Rearranging my current work in progress in Scrivener (how you know things are getting serious: when there are enough words to require organisation) I came across my initial character sketches for my core characters.

It’s quite delightful to me how much some of them have changed in the writing. Oh, not changed, but matured. Developed. Settled. A little in the way a haircut settles down once you get it home from the hairdresser and treat it the way you do for a week or so. It loses that sharp-edged unreal glamour, but becomes something natural and comfortable. (Hopefully. There’s just no living with some haircuts.)

For instance, where the original reads Izmir is an unremarkable man, it would be more accurate that every other character who’s run into him in the course of the narrative has remarked on him, and the remarks have demonstrated a considerable reputation for acting out that shows an admirable dedication to the art.

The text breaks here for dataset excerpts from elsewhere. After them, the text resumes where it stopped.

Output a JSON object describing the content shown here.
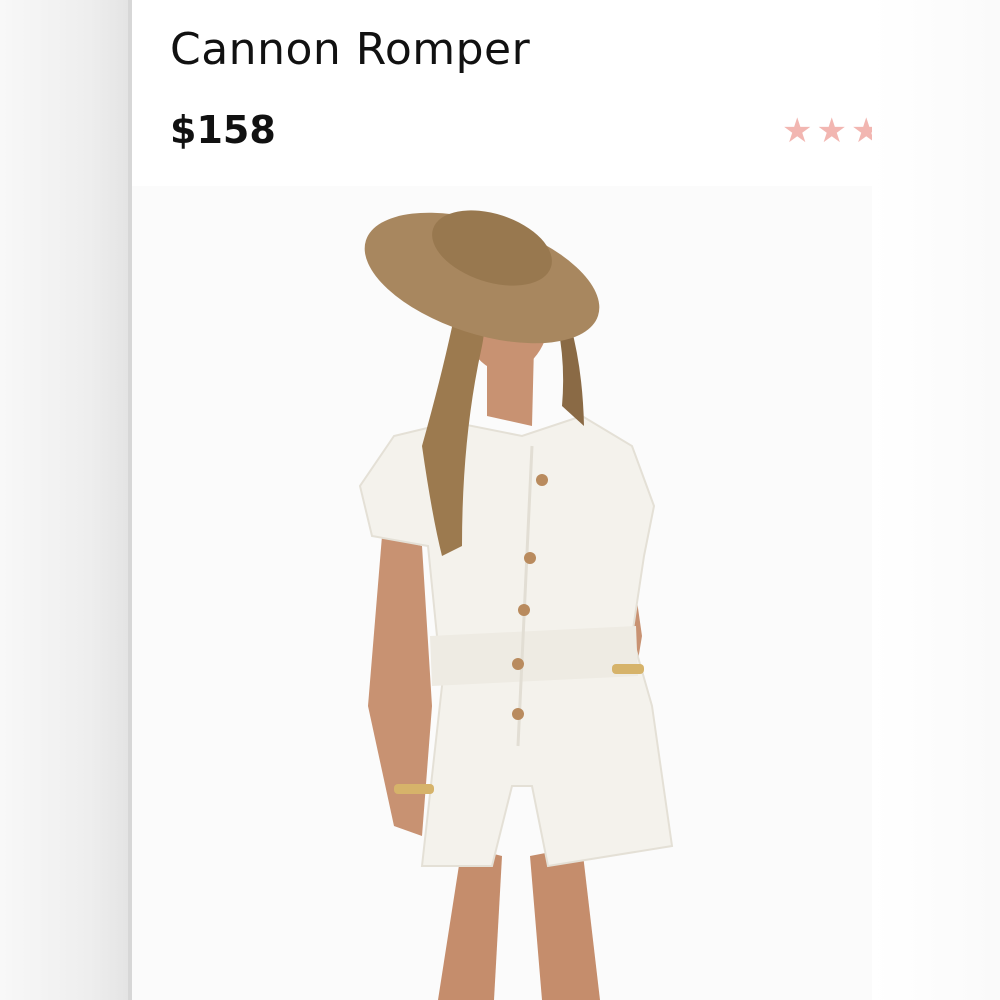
{
  "product": {
    "title": "Cannon Romper",
    "price": "$158"
  },
  "rating": {
    "stars_visible": 3,
    "star_glyph": "★",
    "color": "#f2b6b1"
  },
  "image": {
    "subject": "model-photo-icon"
  },
  "colors": {
    "background": "#ffffff",
    "text": "#111111",
    "hat": "#a8875f",
    "romper": "#f4f2ec",
    "skin": "#c89272",
    "hair": "#9c7a4f"
  }
}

Bless his cotton socks (which he leaves on the bedroom floors of the disreputable).

In these sketches, one of my characters isn’t even the younger sister of another – they’re cousins – and I wonder how I ever hadn’t realised how tight and close those two needed to be. (She’s also beautiful – I devote a paragraph to talking about it in the sketch, and remark on how she disdains it. She disdains it so much it hasn’t even come up in any of her viewpoint chapters…)

And my policeman lived in a boarding house – obviously before I realised that if he was doofing a married woman they were going to need somewhere to prosecute said liaison. Actually, from this distance the extent to which he’s based on that appalling agent in Boardwalk Empire is making me side-eye myself a little bit. Really, self? I’m so glad we got over that one.

What delights me the most is that this is really only the halfway point in the development of their stories. They – and I – have so much further still to go.